The collector element 70 is configured to move relative to the chip collector body 40 between a first position and a second position to selectively demagnetize the chip collector body 40. When the collector element 70 is in the first position (
To move the collector element 70 to the second position, an axial force is applied to the second end 74 of the collector element 70, such as through a ring or other device connected thereto. As a result, the flange 78 compresses the axial biasing member 64 against the rigid surface of the disc 60. The axial deformation of the biasing member 64 allows the collector element 70 to translate such that an air gap 82 is formed between the first end 72 of the collector element 70 and the second end 44 of the chip collector body 40. In this second position, magnetic particles are no longer attracted to the second end 44 of the chip collector body 40 because the gap 82 prevents the magnetic force generated by the magnetic element 76 from transferring to the second end 44. When the chip collector body 40 is demagnetized, the magnetic particles are easily removed from the second end 44, such as by wiping the body 40 with a cloth for example. Once the force is removed from the second end 74 of the collector element 70, the axial biasing member 64 will bias the collector element 70 back to the first position.
Because the collector element 70 may be moved to selectively demagnetize the chip collector body 40, the ease of removing of magnetic particles from the second end 44 of the chip collector body 40 is significantly improved. In addition, the percentage of particles being removed from the chip collector body 40 will increase because the magnetic force from the magnetic element 76 will not act on the particles as they are removed. This in turn, will allow for a more accurate analysis of the wear occurring within the system.
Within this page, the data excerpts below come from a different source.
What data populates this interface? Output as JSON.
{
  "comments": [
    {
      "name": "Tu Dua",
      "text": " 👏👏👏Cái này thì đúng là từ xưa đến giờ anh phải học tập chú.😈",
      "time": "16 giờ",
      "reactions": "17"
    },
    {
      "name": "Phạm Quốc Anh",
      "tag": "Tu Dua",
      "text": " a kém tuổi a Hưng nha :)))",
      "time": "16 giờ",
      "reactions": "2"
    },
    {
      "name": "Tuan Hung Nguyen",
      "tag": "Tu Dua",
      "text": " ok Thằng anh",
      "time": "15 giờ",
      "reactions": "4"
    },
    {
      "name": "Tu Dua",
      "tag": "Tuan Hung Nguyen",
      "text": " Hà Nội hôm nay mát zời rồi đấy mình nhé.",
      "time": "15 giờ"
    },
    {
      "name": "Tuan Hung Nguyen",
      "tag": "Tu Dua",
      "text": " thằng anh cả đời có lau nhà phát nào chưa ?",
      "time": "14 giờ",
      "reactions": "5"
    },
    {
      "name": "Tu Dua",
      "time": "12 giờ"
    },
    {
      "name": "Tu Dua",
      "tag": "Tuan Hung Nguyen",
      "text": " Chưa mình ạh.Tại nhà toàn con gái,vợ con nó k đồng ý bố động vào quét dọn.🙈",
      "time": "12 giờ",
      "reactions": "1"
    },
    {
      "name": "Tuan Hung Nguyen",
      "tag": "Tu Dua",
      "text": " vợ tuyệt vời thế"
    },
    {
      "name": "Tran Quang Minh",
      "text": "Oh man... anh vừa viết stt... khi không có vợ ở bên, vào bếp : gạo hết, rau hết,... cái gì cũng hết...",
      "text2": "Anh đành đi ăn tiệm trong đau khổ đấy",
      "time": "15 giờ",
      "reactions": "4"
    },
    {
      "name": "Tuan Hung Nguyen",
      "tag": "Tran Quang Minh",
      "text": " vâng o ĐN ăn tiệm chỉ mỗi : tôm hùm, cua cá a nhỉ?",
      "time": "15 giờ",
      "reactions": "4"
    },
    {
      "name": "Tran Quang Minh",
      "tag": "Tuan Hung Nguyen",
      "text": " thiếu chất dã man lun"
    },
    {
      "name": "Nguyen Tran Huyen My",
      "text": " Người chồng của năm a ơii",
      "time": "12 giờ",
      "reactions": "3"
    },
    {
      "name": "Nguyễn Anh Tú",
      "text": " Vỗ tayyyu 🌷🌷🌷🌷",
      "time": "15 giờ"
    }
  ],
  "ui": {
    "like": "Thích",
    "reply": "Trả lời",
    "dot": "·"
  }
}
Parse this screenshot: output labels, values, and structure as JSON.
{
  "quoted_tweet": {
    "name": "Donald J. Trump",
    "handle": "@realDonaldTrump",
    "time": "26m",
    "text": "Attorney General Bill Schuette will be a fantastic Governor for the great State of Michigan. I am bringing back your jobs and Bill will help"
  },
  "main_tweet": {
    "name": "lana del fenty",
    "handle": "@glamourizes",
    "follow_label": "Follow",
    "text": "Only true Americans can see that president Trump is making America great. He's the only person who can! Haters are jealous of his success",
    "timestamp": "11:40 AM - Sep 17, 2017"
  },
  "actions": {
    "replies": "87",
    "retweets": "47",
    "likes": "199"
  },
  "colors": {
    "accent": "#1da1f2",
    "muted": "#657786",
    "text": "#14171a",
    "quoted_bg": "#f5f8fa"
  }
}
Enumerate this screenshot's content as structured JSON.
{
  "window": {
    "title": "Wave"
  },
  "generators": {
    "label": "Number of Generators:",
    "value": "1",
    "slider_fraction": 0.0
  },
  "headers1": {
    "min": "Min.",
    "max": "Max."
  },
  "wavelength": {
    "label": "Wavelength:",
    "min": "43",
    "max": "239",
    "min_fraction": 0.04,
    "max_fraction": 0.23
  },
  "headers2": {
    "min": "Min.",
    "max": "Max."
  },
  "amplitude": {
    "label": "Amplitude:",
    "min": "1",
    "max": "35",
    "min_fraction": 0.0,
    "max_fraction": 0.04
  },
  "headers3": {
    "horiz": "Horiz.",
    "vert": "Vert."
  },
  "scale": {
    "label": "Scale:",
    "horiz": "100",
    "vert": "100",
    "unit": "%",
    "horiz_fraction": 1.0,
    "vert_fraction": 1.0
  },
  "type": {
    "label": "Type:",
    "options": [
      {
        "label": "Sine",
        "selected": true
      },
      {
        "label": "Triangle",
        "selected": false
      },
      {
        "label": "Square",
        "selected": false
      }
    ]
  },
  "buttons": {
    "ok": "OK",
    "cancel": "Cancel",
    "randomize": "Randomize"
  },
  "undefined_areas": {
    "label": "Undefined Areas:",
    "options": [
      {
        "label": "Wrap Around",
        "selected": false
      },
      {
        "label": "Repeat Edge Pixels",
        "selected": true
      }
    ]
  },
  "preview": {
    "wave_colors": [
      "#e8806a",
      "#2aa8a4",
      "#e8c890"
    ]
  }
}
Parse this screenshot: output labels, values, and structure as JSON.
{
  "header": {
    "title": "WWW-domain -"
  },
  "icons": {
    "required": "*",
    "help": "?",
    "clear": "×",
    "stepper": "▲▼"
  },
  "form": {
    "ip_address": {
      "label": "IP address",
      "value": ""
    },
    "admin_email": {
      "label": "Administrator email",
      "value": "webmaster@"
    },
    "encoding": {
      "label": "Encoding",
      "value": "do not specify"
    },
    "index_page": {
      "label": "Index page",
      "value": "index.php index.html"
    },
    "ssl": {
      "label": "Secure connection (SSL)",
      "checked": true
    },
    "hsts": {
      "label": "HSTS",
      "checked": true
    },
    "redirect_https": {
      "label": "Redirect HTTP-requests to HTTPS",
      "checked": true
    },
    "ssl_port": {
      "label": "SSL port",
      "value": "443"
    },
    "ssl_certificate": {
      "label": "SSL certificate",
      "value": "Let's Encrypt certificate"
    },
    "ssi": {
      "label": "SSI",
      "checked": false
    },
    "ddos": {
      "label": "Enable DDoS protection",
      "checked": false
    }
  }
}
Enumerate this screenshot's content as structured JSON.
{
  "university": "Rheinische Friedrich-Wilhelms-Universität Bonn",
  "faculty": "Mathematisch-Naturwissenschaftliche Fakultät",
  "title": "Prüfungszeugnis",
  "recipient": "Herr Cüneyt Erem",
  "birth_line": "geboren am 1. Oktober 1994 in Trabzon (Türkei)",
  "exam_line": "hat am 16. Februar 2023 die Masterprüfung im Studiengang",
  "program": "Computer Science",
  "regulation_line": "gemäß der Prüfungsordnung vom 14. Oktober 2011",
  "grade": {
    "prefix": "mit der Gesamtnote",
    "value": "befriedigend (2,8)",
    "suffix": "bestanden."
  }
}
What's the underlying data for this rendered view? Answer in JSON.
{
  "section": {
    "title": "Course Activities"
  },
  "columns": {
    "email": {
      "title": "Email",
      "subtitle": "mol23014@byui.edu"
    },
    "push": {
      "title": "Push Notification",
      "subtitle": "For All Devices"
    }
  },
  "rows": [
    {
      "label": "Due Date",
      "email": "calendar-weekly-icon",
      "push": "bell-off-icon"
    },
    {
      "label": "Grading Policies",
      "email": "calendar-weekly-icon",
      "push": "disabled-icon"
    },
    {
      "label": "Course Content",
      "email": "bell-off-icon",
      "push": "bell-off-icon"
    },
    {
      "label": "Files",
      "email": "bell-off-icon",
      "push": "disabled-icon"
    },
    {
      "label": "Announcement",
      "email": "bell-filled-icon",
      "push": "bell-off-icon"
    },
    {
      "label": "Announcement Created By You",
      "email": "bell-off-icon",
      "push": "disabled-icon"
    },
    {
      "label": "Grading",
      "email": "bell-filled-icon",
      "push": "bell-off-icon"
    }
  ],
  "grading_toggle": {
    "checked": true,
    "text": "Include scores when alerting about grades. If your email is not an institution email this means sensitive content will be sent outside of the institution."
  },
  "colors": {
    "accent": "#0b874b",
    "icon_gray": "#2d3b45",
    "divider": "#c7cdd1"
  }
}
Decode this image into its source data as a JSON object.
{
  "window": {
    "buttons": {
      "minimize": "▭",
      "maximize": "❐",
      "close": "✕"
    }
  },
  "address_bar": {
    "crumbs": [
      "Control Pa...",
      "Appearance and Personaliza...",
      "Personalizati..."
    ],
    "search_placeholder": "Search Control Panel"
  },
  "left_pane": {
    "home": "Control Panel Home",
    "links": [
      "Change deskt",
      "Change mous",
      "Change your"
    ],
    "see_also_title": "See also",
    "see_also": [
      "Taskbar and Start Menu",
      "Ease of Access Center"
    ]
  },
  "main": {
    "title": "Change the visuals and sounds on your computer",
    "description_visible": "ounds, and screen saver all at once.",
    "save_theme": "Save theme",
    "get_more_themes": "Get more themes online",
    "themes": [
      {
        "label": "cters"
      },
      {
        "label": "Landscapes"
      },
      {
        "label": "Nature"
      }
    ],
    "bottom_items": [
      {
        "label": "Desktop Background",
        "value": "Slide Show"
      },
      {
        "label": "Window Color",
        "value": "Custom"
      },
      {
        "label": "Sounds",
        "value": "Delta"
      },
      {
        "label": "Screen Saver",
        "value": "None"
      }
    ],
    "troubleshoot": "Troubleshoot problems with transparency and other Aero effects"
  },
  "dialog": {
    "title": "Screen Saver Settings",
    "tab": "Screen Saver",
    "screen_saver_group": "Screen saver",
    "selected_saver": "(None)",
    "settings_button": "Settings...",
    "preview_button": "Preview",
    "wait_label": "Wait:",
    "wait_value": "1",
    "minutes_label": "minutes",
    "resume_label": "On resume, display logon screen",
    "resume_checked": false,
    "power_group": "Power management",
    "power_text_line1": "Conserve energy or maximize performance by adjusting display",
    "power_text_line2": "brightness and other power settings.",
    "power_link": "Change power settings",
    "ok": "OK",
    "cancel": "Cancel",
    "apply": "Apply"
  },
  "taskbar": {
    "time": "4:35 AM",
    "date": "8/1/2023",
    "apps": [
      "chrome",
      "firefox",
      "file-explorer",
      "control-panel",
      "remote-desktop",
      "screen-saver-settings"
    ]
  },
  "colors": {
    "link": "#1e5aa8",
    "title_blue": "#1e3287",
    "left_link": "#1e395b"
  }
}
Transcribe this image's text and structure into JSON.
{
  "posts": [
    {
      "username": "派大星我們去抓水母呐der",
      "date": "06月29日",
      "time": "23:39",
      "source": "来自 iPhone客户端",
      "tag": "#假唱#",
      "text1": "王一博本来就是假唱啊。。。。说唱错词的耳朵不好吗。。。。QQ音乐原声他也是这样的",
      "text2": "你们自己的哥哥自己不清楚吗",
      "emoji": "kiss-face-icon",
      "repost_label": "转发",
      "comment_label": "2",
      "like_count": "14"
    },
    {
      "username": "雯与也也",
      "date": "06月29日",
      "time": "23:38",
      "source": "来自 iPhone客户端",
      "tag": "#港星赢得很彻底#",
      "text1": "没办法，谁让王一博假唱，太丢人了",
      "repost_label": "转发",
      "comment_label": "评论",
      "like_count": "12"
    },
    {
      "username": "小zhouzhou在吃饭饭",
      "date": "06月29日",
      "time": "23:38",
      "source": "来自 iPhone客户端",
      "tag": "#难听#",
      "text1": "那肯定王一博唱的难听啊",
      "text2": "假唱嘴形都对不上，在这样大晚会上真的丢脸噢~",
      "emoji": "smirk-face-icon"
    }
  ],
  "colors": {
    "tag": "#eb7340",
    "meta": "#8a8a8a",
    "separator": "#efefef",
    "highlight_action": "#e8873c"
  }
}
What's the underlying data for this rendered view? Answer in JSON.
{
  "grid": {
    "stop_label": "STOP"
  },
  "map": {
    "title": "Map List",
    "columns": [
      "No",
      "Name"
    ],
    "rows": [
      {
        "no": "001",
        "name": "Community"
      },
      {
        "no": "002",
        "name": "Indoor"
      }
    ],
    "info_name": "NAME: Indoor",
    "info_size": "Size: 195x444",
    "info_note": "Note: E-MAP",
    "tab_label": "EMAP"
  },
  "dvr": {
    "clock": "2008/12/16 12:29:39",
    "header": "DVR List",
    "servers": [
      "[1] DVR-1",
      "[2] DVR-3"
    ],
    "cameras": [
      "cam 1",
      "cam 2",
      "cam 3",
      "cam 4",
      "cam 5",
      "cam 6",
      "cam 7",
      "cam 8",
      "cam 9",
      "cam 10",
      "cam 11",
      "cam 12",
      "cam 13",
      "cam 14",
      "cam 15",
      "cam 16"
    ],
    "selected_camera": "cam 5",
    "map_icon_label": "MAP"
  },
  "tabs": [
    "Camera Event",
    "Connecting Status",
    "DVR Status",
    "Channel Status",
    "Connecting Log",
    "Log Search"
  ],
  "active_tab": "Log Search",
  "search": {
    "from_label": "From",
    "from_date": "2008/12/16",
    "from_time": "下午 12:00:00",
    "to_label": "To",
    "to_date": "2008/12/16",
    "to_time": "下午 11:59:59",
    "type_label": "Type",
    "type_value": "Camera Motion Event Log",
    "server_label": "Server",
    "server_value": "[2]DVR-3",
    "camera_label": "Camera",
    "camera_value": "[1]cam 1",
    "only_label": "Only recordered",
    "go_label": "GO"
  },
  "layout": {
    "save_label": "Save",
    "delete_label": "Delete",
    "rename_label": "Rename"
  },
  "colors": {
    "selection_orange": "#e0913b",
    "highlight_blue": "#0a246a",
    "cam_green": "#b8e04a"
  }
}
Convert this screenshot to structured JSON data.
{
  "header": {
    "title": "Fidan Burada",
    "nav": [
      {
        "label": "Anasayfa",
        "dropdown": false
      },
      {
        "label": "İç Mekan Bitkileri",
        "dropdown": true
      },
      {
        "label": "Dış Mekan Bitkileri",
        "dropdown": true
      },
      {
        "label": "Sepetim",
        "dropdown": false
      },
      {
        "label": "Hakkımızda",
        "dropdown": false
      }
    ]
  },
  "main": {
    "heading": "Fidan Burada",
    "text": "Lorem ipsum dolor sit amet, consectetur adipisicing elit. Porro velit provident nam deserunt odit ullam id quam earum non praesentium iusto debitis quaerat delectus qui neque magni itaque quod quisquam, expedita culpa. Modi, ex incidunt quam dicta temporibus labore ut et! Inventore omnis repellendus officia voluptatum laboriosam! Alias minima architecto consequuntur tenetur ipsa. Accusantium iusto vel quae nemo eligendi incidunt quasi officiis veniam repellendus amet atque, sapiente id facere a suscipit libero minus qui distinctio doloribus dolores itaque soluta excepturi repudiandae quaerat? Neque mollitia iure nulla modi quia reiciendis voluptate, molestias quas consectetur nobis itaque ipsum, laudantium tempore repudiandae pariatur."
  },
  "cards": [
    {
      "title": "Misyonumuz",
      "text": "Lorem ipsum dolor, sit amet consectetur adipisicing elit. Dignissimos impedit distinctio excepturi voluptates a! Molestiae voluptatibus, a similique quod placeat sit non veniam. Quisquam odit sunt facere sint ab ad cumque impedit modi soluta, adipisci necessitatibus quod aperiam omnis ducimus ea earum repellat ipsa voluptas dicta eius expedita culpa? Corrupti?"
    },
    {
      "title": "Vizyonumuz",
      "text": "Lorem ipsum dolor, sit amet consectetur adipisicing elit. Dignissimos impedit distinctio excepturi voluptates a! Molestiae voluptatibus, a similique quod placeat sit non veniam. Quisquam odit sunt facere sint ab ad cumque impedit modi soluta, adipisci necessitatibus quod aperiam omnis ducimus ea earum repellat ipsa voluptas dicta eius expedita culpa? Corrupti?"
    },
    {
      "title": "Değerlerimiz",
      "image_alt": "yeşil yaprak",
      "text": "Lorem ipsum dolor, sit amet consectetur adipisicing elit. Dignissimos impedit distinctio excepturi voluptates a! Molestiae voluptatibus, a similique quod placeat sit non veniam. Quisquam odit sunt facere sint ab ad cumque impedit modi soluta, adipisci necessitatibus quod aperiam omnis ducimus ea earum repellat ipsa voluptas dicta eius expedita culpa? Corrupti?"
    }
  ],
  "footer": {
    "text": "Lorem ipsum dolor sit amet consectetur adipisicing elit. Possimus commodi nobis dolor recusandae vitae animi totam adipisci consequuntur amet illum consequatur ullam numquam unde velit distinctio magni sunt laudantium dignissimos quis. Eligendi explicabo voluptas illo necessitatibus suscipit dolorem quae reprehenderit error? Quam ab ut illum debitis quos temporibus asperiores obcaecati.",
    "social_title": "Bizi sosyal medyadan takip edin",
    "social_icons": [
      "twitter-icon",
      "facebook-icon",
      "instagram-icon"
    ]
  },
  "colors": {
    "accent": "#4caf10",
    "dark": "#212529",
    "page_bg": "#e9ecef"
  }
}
While the invention has been described in detail in connection with only a limited number of embodiments, it should be readily understood that the invention is not limited to such disclosed embodiments. Rather, the invention can be modified to incorporate any number of variations, alterations, substitutions or equivalent arrangements not heretofore described, but which are commensurate with the spirit and scope of the invention. Additionally, while various embodiments of the invention have been described, it is to be understood that aspects of the invention may include only some of the described embodiments. Accordingly, the invention is not to be seen as limited by the foregoing description, but is only limited by the scope of the appended claims.